Same error raised after I changed the key of self.inputs_shared in class WanVideoPipeline from vace_video_mask to vace_mask, cause I found that vace_mask instead vace_video_mask is in the input_params of WanVideoUnit_VACE.

Help, please.

Jun 27 '25 10:06 LiuXiaolong19920720

I also Run Wan2.1-VACE-14B failed when set vace_video_mask

But it will be OK with the following height and width setting:

control_video = VideoData("output_0010_ff.mp4", height=480, width=832) vace_video_mask = VideoData("output_0010_mask_ff.mp4", height=480, width=832)

Aug 14 '25 07:08 SheldongChen

If we use 720P inference, we should set height and weight as follows:

control_video = VideoData("output_0010_ff.mp4", height=720, width=1280)

vace_video_mask = VideoData("output_0010_mask_ff.mp4", height=720, width=1280)

pipe( prompt="xxxxx", negative_prompt="xxxxxx", vace_video=control_video, vace_video_mask=vace_video_mask, seed=1, tiled=True, height=720, width=1280, )

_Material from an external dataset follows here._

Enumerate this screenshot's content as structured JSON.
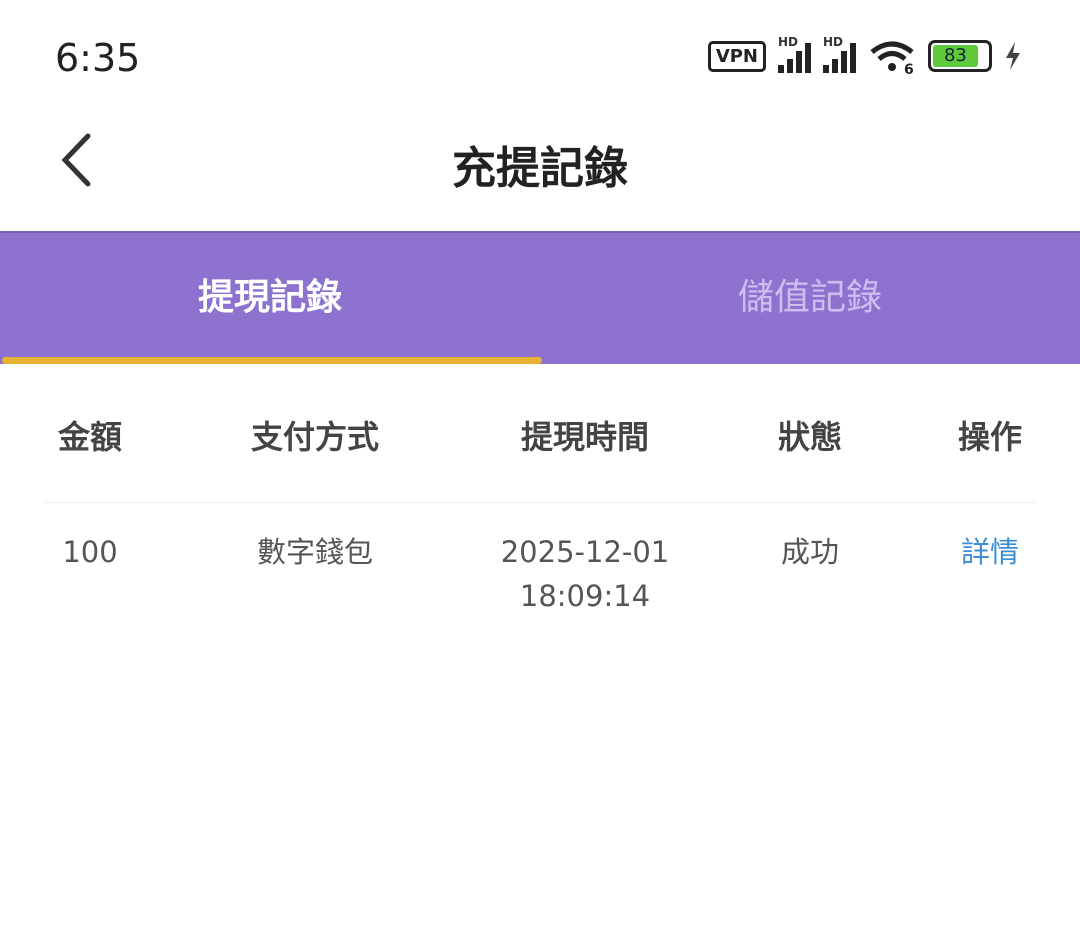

Aug 14 '25 09:08 SheldongChen

Even I faced this issue. In that case I just wrote a preprocessing script that brings the video to VACE's resolution and also samples the appropriate number of frames. Here is the reference: https://github.com/cs-mshah/DiffSynth-Studio/blob/vlr-proj/examples/wanvideo/preprocess_data.py

Nov 15 '25 21:11 cs-mshah